A
VIDA TEM POUCOS PRAZERES
Rogel
Samuel
Sim, poucos prazeres tem a vida. Um é
degustar o chá da tarde na companhia da Doutora X na Confeitaria Colombo. Pena
que a Doutora seja mulher tão difícil, e ocupada. Iria eu todas as tardes lá, à
Colombo, se pudesse ela ir comigo. Não pelo que ali se come: um frugal chá
preto, com “torrada Petrópolis”. Chá com leite, à moda indiana e nepalesa. Mas
pela conversa amena, os olhares vagos, a decoração da casa. Pelo que aquela
Confeitaria Colombo é, desde 1894, com seus salões “art nouveau”, os grandes
espelhos belgas, as vitrines e molduras de jacarandá, as bancadas de mármore
italiano, o mobiliário. O chá servido em porcelana branca, com o logotipo
brasonado “CC” e friso dourado.

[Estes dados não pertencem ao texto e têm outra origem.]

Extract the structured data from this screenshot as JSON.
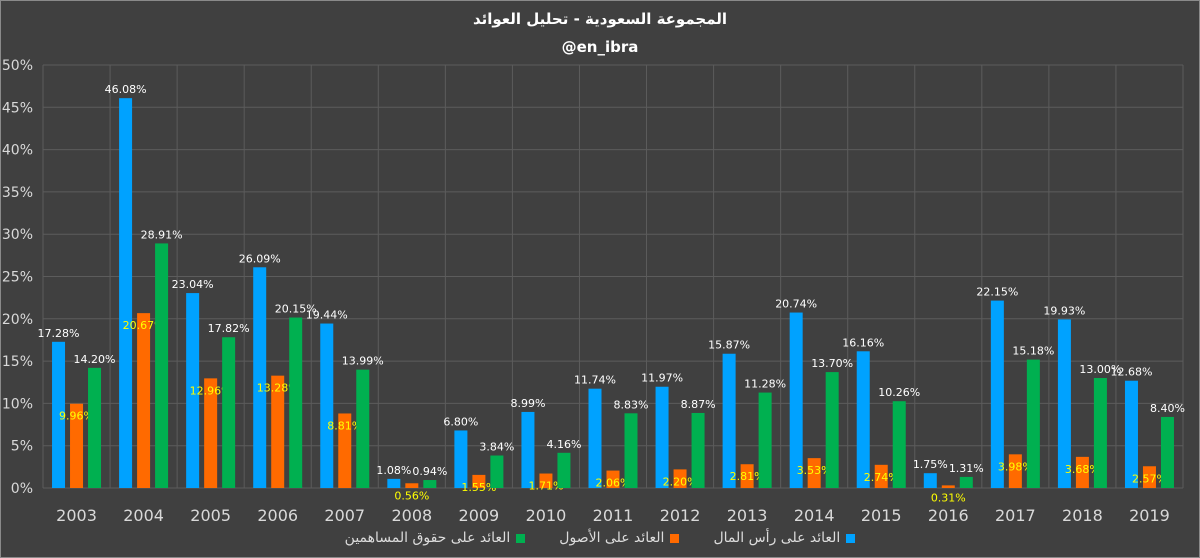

Os talheres antigos, há poucos anos ainda de
prata. Tudo do que gosto, do luxo antigo, do ar aristocrático, do lugar onde,
em 1920, houve um banquete para o Rei Alberto, da Bélgica, e em 1968 para a
rainha Elizabeth II, da Inglaterra. Lugar freqüentado por Bilac, cujos poemas
da “Tarde” me fazem sonhar. Ali estiveram Getúlio e Juscelino; Lacerda e Negrão
de Lima, este tão elegante governador. E eu espero que meu querido Presidente
Lula, um dia, venha ali tomar o seu chá das cinco, agora que está sete quilos
mais magro, ele que deve ser, no futuro, reconhecido como o melhor presidente
do Brasil. Sim, amo aquele lugar à moda antiga, amo aqueles salões de um
requinte de luxo do passado, do decadente passado, o que me lembra Manaus, o
que acende minhas ascendências, meu orgulho de brasileiro meio índio, pois todo
índio é orgulhoso, altivo e nobre; da aristocracia indígena do Amazonas, onde
os índios eram cavalheiros nobres. Sim, a vida tem poucas delícias, o paraíso
não é aqui. Não. Mas na Colombo ainda estamos em paz, apesar da péssima
acústica daquele enorme espaço. É muito barato. Gasto pouco mais de dez reais,
e estou como um lorde, ou como um velho amazonense da Manaus da época de meu
avô Maurice, ainda que não vestindo a casaca, o colete e o chapéu. Se quiser
gastar e almoçar, peço o “Filet Mignon à Duchesse”, quem sabe o “Paillard Duque
de Windsor”, ou os “Mignonnettes à Dijon”. Também existe o “Filet de frango à
Cordon Bleu”. O “Peru à Bilac” tem úmidas fatias de peito de peru, acompanhadas
por deliciosa farofa de frutas e risoto ao champagne. Como sobremesa podemos
ter a “Bavaroise de Damasco”, a “Charlotte”, a “Pêra Belle Hélène”, ou umas
“Gaufrettes”. Sou um ser deslocado, ali, à moda parnasiana, vivo naquele mundo
construído e selado por um outro lado e modo, e, se tivesse talento lingüístico,
pela imaginação poética, gostaria transformar o simples chá da Colombo numa
especial página, como aquelas saídas da pena de Proust. Porque a Confeitaria
ainda ostenta o seu deslumbramento, os seus múltiplos reflexos, as
quinquilharias de seus espelhos de cristal, as suas janelas e bandeiras das
portas transformadas em lúcidas placas de prata rutilante numa edificação de
dois andares, de procedimento art-nouveau,
cingida de finos gradis torneados em convulsionadas e violentas volutas de
gavinhas elegantes de efeminado contorno, travestidas, descomedidas, decoradas
pela curva da escadaria de mármore, torta e enfática, escura e em pleno gozo
das réplicas vilas européias, de um poder surdo e solipsista, ágil e terrível,
que se expressa nas paredes de estuque e pinturas com irisações de um falso
ouro esverdeado e escuro, na entrançadura de seus ritmos de galhadas e
folhagens de uma vegetação alucinada e japonesa subindo por aquelas formas até
o teto multirefletido nos visotados espelhos e luminosos lustres, e nas flores
estilizadas de modo a evocar a lembrança de algum exótico prazer. Por isso amo
aquele lugar e os que ainda nos restam, poucos, como o Bar Luiz e o Lamas.
Talvez seja a idade. Talvez a insanidade.